La beatificación de don Álvaro fue como una ventanita abierta al cielo, que el primer día, benévolo, nos trajo nubes que mitigaran tanto sol y al siguiente nos mandó gotitas algún rato, para ver si caíamos en la cuenta de la lluvia de gracias.
Estaba allí una partecica de la Iglesia universal en oración, representándola a toda: y por eso el latín y el mensaje del Papa, centrado en el «gracias, perdón y ayúdame más» del nuevo beato. Que estuviéramos en Madrid era secundario y por eso estaba tan bien estar en Valdebebas, el valle escondido detrás de la ciudad, que ni vimos, a cuenta de rodear por tanta M-40.
Las aceras hechas, los bloques sin construir y en los parterres plantas aromáticas (lavanda, espliego, tomillo - o lo que fuesen, que yo no las distingo-: no voy a continuar con la metáfora, que creo que se pilla, del ya, pero todavia no): estábamos tan a gusto, a pesar de los pesares -y seguro que juntábamos un montón de defectos entre todos, muchos si me pongo a extrapolar los míos a los demás, que no debería- con un atisbo allí de lo que será el cielo, que lo hubiéramos prolongado muy contentos, saludando a los que llevabas años sin ver, con ganas de continuar conversaciones solo esbozadas y esperando cruzarte con los que no podías ver pero sabías que estaban allí.

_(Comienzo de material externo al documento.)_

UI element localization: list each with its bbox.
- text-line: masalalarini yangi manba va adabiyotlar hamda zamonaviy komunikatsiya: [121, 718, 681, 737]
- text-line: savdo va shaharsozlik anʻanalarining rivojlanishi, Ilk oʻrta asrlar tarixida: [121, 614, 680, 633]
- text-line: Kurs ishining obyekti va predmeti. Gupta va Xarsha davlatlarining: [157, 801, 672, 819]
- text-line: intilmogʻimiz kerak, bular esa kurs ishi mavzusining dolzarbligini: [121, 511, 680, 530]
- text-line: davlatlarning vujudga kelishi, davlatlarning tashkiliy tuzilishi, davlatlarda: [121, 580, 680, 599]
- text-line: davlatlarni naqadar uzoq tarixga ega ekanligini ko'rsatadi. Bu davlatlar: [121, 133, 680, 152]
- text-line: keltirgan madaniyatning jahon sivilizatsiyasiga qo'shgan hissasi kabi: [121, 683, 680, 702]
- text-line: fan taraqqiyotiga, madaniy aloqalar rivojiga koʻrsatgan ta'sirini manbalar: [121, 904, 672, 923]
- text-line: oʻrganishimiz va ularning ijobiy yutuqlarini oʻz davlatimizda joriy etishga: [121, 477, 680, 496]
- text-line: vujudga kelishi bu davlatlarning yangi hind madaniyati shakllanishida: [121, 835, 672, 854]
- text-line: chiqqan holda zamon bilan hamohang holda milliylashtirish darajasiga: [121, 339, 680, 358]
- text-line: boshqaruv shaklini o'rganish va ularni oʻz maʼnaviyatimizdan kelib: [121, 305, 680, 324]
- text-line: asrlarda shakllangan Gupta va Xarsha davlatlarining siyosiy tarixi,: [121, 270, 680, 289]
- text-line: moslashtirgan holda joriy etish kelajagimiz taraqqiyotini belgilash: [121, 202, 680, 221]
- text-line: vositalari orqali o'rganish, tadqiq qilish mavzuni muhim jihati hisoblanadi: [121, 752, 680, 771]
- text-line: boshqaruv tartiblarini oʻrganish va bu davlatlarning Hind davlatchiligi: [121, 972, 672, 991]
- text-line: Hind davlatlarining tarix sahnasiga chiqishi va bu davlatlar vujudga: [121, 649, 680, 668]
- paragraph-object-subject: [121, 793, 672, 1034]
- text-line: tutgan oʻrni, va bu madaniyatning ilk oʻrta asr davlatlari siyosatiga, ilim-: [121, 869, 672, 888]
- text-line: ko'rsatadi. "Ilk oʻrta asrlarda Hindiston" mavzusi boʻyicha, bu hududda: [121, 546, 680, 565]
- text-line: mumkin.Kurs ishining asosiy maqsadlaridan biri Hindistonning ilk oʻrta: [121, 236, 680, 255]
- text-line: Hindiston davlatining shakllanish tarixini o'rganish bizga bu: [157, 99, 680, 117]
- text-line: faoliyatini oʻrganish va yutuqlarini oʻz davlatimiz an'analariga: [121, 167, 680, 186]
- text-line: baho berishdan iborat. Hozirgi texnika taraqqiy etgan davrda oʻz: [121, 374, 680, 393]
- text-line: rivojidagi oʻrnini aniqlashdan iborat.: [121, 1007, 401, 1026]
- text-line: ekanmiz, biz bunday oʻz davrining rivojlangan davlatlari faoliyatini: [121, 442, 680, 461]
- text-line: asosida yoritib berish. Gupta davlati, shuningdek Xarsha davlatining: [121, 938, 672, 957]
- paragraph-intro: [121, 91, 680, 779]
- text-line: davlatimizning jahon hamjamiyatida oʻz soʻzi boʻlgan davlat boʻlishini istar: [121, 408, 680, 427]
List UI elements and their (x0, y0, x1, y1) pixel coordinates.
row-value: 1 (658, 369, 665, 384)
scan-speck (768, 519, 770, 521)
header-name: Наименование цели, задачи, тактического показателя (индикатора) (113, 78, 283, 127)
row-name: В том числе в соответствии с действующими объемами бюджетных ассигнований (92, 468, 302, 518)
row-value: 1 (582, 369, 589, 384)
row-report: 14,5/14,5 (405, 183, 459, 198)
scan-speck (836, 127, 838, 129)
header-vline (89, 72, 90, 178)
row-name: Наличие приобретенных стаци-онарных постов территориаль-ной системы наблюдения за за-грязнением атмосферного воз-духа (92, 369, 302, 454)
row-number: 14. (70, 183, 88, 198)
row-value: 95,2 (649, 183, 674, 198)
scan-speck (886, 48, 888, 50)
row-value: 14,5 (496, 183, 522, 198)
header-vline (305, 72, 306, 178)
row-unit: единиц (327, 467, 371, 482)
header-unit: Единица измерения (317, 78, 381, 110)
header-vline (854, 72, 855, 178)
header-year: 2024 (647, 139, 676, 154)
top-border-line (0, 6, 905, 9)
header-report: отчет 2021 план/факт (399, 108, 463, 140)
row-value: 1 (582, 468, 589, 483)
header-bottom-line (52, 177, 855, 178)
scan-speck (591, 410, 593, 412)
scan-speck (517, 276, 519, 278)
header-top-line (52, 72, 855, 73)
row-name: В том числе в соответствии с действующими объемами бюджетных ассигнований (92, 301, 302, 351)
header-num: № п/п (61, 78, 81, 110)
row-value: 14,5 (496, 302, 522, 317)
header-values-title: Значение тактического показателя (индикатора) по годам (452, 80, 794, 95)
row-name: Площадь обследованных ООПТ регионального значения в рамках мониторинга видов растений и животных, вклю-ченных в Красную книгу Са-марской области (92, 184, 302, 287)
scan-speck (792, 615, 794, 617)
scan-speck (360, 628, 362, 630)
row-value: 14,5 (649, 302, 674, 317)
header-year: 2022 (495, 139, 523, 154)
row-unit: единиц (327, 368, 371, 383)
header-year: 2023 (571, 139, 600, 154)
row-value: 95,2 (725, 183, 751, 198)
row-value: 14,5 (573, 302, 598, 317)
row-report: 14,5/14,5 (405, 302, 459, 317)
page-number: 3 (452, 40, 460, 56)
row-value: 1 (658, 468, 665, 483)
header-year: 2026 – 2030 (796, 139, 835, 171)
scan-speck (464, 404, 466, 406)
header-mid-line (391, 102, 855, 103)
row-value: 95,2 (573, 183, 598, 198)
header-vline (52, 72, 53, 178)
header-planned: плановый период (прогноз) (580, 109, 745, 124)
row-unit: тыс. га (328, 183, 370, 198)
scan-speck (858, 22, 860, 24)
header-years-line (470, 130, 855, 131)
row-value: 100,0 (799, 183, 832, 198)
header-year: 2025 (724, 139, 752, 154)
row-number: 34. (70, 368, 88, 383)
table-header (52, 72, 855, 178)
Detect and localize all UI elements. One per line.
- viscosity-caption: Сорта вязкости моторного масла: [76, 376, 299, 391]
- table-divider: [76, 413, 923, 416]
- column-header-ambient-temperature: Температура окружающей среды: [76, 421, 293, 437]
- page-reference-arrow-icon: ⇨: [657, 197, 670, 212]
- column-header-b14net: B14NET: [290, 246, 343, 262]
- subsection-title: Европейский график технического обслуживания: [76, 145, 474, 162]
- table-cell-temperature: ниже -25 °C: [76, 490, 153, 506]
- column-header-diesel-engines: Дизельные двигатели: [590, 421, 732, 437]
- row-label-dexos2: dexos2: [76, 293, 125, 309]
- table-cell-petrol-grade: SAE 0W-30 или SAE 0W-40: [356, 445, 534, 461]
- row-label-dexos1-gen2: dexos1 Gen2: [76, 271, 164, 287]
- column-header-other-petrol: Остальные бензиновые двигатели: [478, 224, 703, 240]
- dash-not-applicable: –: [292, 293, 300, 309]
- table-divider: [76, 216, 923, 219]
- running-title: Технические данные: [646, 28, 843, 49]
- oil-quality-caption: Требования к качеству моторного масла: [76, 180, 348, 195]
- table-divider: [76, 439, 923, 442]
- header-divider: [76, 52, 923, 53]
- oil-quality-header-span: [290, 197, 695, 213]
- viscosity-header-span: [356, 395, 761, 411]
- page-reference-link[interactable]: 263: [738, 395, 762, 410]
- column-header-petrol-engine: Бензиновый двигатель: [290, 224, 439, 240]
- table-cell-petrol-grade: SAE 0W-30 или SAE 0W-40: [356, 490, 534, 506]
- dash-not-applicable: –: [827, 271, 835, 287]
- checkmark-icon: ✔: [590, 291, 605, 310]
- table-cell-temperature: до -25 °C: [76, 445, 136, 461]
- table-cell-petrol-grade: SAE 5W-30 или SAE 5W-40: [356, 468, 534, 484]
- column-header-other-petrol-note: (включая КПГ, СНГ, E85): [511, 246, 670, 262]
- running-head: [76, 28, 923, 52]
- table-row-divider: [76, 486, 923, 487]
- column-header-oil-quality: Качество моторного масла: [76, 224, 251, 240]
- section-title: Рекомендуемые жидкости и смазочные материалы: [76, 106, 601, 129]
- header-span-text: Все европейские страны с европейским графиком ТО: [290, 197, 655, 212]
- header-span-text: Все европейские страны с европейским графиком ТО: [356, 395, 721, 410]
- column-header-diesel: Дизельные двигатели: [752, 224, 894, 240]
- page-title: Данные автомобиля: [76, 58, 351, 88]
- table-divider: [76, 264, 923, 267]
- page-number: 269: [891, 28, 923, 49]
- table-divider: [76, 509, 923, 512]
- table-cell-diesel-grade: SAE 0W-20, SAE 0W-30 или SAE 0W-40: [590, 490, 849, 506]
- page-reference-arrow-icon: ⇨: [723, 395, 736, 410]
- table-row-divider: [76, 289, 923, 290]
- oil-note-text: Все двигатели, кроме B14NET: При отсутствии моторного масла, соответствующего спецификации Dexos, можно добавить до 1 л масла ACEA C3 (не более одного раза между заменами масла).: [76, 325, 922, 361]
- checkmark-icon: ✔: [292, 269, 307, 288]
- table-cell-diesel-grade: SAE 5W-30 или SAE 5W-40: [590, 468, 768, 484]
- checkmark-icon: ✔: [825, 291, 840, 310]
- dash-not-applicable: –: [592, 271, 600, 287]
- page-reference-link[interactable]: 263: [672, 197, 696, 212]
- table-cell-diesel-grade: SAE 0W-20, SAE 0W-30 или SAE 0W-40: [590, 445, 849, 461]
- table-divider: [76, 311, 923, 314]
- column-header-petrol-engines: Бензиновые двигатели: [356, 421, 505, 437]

Pero estábamos allí para alegrarnos de la posibilidad y realidad de la santidad, de Dios que está pendiente de nosotros, y por eso todo llevaba a lo central: facilitar los sacramentos, la confesión y la comunión. Y la liturgia que preparaba para ello, con un uso generosísimo de la trompeta (¡qué bien!) y unos textos preciosos.
El autobús -qué siglo XX es como medio de transporte- nos llevó y nos trajo con bien del valle de Valdebebas (parecía que íbamos en diligencia).